Rose plays Julie (15) | Close-Up Film Review
Rose (Ann Skelly) is a student vet at university in Ireland. She was adopted as a baby and after a long search has finally found a name and a telephone number for her birth mother. When she finally plucks up the courage to make the phone call, her birth mother Ellen (Orla Brady) wants nothing to do with her. Undeterred Rose travels to London to Ellen’s home to confront her, where she discovers the shocking truth behind the circumstances of her birth.
So a potentially strongly dramatic film. But Molloy and Lawlor have chosen to tell it in a rather elliptical manner, avoiding or leaving out many of the possible dramatic moments of confrontation in favour of good looking but somewhat puzzling shots of the countryside and such, all of which makes it sometimes difficult to follow. For example Rose never directly says to Ellen, “I am the daughter you gave up for adoption”, so without reading a review, it might be some considerable time before you worked that out for yourself.

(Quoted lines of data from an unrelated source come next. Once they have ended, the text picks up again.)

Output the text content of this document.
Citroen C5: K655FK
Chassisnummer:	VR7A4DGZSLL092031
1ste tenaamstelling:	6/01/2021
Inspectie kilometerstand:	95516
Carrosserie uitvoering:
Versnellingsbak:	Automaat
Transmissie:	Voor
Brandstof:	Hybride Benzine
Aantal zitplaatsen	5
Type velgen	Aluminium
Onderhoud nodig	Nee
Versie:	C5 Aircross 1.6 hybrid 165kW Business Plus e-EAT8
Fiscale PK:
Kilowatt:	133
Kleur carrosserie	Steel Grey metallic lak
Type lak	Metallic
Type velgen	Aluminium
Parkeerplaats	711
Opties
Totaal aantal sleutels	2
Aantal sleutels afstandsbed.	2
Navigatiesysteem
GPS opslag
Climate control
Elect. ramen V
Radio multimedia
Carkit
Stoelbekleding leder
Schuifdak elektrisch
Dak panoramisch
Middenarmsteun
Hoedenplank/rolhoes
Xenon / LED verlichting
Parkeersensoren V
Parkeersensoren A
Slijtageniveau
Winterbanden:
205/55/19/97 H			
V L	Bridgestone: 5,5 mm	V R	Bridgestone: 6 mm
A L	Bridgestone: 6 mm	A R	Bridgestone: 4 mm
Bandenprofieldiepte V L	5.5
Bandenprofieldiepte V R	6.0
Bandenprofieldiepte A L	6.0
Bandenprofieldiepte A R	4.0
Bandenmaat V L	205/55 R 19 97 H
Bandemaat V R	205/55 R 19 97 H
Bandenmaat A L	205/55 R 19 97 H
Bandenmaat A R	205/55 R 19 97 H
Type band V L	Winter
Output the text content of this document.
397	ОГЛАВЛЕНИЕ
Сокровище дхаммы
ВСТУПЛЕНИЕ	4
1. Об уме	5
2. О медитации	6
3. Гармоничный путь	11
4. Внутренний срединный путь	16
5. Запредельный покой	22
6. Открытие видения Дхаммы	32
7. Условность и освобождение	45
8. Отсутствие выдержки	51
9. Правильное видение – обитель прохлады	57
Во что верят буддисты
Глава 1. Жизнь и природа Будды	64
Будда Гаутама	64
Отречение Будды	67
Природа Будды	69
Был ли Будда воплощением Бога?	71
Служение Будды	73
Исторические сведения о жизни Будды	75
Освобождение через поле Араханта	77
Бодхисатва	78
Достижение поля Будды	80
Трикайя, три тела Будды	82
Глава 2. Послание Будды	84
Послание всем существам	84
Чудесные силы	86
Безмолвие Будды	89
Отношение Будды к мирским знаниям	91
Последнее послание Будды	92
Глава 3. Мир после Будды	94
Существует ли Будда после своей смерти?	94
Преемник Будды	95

Although we are led to assume that Rosie has enjoyed a happy upbringing with her adoptive parents, we learn next to nothing about them and therefore where Rosie is coming from, when she beings her search. There is also a visually recurring metaphor about euthanasia, which is tied to the fact that Rosie is a veterinary student, and whose significance is more than somewhat obscure
However having voiced those reservations, what the film does have going for it is three very strong leading performances, which keep you gripped. As Rose, Ann Skelly is called on to do a lot of melancholy staring into the distance but when she gets the chance to interact with her fellow actors, she rises well to the occasion. Orla Brady gives a strong performance as her birth mother Ellen, while Aidan Gillen is perfectly cast as Peter, the archaeologist who turns out to be her father, whose initial natural charm conceals a frightening violence and ruthlessness.